18.4 Having said so, in a given case, the court can examine the merits of the scheme in the larger public interest or qua interest of other stakeholders. In the instant case, I do not find that the scheme, as proposed for sanction, is perceptibly, prejudicial to the interest of other stakeholders.
18.5 Consequently, sanction is granted to the scheme in terms of Section 391 and 394 of the Act. The petitioners will, however, comply with all statutory requirements, as mandated in law.
18.6 A certified copy of the order, sanctioning the scheme, will be filed with the ROC, within thirty (30) days of its receipt.
19. Resultantly, it is directed that the petitioners will comply with all provisions of the scheme and, in particular, those which are referred to hereinabove.
20. In any event, notwithstanding what is stated by the petitioners, the transferee company will file an undertaking with this court, within two weeks from today, stating therein, that it will take over and defray all liabilities of the transferor company.
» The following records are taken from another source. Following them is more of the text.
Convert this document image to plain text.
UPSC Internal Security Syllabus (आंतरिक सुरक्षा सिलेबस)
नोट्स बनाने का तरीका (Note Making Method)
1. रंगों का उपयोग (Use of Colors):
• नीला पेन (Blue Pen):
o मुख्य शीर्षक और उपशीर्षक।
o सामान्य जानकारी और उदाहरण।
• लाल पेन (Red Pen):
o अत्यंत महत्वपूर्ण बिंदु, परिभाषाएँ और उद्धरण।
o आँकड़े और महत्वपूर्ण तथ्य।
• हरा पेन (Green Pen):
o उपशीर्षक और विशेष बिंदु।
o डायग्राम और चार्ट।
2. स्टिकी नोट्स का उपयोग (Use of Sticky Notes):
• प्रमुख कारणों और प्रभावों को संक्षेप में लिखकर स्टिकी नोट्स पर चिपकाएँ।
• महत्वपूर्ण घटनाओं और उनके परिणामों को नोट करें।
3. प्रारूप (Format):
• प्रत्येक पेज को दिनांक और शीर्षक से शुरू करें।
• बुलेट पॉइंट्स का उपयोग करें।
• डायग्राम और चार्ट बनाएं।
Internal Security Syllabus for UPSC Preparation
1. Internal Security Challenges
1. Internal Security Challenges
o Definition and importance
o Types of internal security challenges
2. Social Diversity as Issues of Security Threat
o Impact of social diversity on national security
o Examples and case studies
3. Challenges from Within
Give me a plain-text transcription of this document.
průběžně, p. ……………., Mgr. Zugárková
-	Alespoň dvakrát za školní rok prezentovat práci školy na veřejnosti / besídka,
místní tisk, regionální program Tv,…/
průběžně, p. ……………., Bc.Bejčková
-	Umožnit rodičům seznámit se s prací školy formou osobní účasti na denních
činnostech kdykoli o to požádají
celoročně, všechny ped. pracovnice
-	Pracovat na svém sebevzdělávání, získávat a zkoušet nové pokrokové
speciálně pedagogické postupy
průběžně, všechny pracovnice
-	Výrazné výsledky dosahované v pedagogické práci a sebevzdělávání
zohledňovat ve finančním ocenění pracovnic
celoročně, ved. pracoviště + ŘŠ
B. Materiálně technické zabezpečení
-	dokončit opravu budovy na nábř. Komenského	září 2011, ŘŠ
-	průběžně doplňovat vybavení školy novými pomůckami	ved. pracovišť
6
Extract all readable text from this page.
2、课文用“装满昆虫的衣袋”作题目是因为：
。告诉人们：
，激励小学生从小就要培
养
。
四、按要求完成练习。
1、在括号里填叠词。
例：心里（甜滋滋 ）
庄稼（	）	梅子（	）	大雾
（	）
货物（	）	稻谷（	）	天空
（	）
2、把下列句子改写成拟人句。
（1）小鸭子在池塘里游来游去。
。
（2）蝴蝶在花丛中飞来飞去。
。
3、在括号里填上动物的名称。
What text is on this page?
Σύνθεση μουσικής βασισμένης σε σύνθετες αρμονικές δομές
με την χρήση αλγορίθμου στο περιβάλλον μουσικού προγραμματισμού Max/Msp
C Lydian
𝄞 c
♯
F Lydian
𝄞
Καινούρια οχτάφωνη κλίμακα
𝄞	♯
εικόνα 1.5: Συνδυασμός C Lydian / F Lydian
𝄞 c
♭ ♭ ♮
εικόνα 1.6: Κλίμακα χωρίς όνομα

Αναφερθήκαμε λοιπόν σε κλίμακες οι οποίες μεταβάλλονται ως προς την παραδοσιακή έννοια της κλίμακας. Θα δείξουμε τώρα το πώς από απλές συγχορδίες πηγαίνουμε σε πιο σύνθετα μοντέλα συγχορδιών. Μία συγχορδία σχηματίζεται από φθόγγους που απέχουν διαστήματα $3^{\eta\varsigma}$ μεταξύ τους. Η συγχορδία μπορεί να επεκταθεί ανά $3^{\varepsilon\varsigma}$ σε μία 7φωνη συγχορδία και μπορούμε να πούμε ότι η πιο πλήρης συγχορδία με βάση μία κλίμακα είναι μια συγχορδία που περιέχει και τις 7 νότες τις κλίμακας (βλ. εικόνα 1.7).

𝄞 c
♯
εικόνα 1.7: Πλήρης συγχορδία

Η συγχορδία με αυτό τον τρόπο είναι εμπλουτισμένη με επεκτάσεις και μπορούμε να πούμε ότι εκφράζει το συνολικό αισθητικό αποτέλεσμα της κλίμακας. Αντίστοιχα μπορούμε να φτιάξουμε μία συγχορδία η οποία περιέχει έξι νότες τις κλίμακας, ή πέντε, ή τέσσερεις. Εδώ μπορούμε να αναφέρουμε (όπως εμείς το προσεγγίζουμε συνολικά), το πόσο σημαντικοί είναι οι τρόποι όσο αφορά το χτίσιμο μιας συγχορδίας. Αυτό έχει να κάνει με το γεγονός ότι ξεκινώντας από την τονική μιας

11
It is also made clear, that the concerned Statutory Authority will be entitled to proceed against the transferee company qua any liability which it would have fastened on to the transferor company for the relevant period, and that, which may arise on account of the scheme being sanctioned.
21. Notwithstanding the above, if there is any deficiency found or, violation committed of any enactment, statutory rule or regulation, the sanction granted by this court to the scheme will not come in the way of any action being taken, albeit in accordance with law, against the concerned persons, directors and/or officials of the petitioners.
22. It is made clear, that this order will not be construed as an order granting exemption, inter alia, from: payment of stamp duty or, taxes or, any other charges, if any, payable, as per the relevant provisions of law or, from any applicable permissions that may have to be obtained or, even compliances that may have to be made, as per the mandate of law.
23. Consequently, the petition is allowed and disposed of in the aforesaid terms.